Jason Isbell, 'Southeastern' (Southeastern/Thirty Tigers)

8
Southeastern
Critical Mass
Release Date: June 11, 2013
Label: Southeastern/Thirty Tigers

by David Menconi

"Saw my guts / Saw my glory / It would make a great story / If I could ever remember it right," Jason Isbell hollers toward the end of "Super 8," his new album's most vivid remembrance of ugly benders past. But the dozen painfully lived-in and painfully recalled songs on Southeastern put the lie to that notion.

Each of Isbell's solo records has made mincemeat of its predecessor, and the same goes for this one, his fourth since 2007's messy divorce from both Southern-rock icons Drive-By Truckers and their bassist, Shonna Tucker; it's also his first since sobering up and marrying Texas singer/fiddler Amanda Shires. That's a lot of emotional freight, and the result courses through these songs with excitement for new love and regret for past misdeeds.

Producer Dave Cobb (Shooter Jennings, Secret Sisters, and other twang-friendly acts) couches Isbell's voice in sturdy, non-showy roots-rock arrangements, the better to hear the vocals. Much of Southeastern is downright subdued, especially "Yvette," a waltz so pretty you might not notice the horrific storyline about the young narrator turning vigilante sniper against a female classmate's abusive father. "Live Oak" is an old-fashioned murder ballad, much of it a cappella; "Traveling Alone," a downcast lament of the single life, sounds as if it's rising out of a fog-shrouded body of water.

But the music is secondary. Isbell is among the finest lyricists working today, excelling at wordplay in the purest sense of the term, finding the music in language, how it sounds and flows and fits within the surrounding sounds: "And the church bells are ringing for those who are easy to please / And the frost on the ground probably envies the frost on the trees." He makes painting verbal pictures seem easy — not many writers can rhyme "sixteen" and "Benzodiazepine" without coming across as an annoying show-off.
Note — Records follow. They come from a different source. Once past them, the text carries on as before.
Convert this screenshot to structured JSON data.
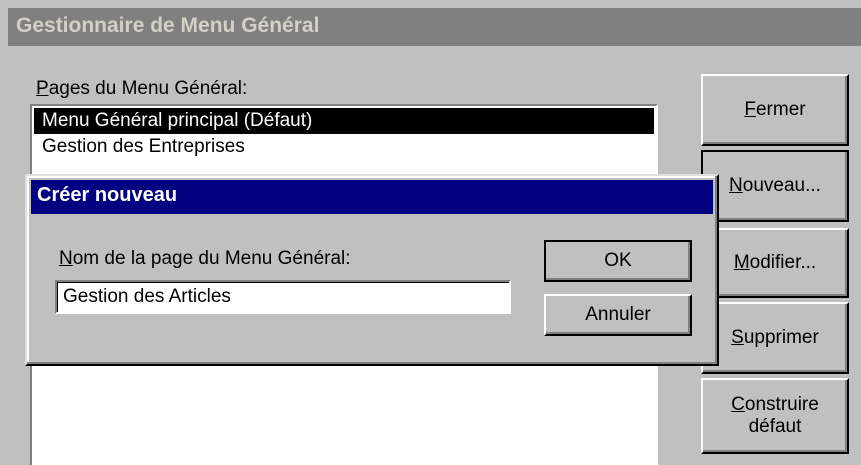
{
  "window": {
    "title": "Gestionnaire de Menu Général"
  },
  "list": {
    "label_accel": "P",
    "label_rest": "ages du Menu Général:",
    "items": [
      {
        "label": "Menu Général principal (Défaut)",
        "selected": true
      },
      {
        "label": "Gestion des Entreprises",
        "selected": false
      }
    ]
  },
  "buttons": {
    "close": {
      "accel": "F",
      "rest": "ermer"
    },
    "new": {
      "accel": "N",
      "rest": "ouveau..."
    },
    "edit": {
      "accel": "M",
      "rest": "odifier..."
    },
    "delete": {
      "accel": "S",
      "rest": "upprimer"
    },
    "build_default": {
      "accel": "C",
      "rest1": "onstruire",
      "line2": "défaut"
    }
  },
  "dialog": {
    "title": "Créer nouveau",
    "field_label_accel": "N",
    "field_label_rest": "om de la page du Menu Général:",
    "field_value": "Gestion des Articles",
    "ok_label": "OK",
    "cancel_label": "Annuler"
  },
  "colors": {
    "window_titlebar": "#808080",
    "dialog_titlebar": "#000080",
    "face": "#c0c0c0",
    "selection": "#000000"
  }
}
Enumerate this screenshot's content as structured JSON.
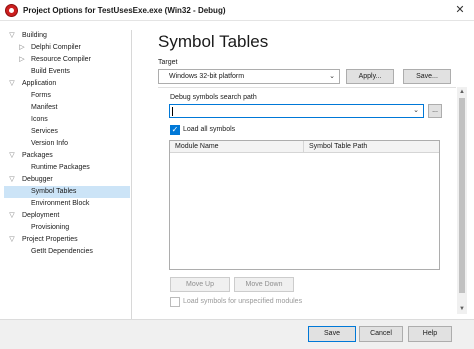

So just about every song here has a couplet Elvis Costello would be proud to call his own, and the money shot "Elephant" has several: It's a wrenching three-and-a-half-minute movie, vividly describing what it feels like to watch someone you love die a horrible death from cancer, surrounded by family but still alone. "I'd sing her classic country songs / And she'd get high and sing along," Isbell declares in his straightforward drawl. "But she don't have a voice to sing with now." You can almost smell the antiseptic fear permeating a hospital room full of people who "try to ignore the elephant somehow." Every time that phrase comes up in the chorus, Isbell echoes the catch in his voice on his guitar, a perfect understated touch that speaks volumes. It's the little details that ring truest, one true line after another.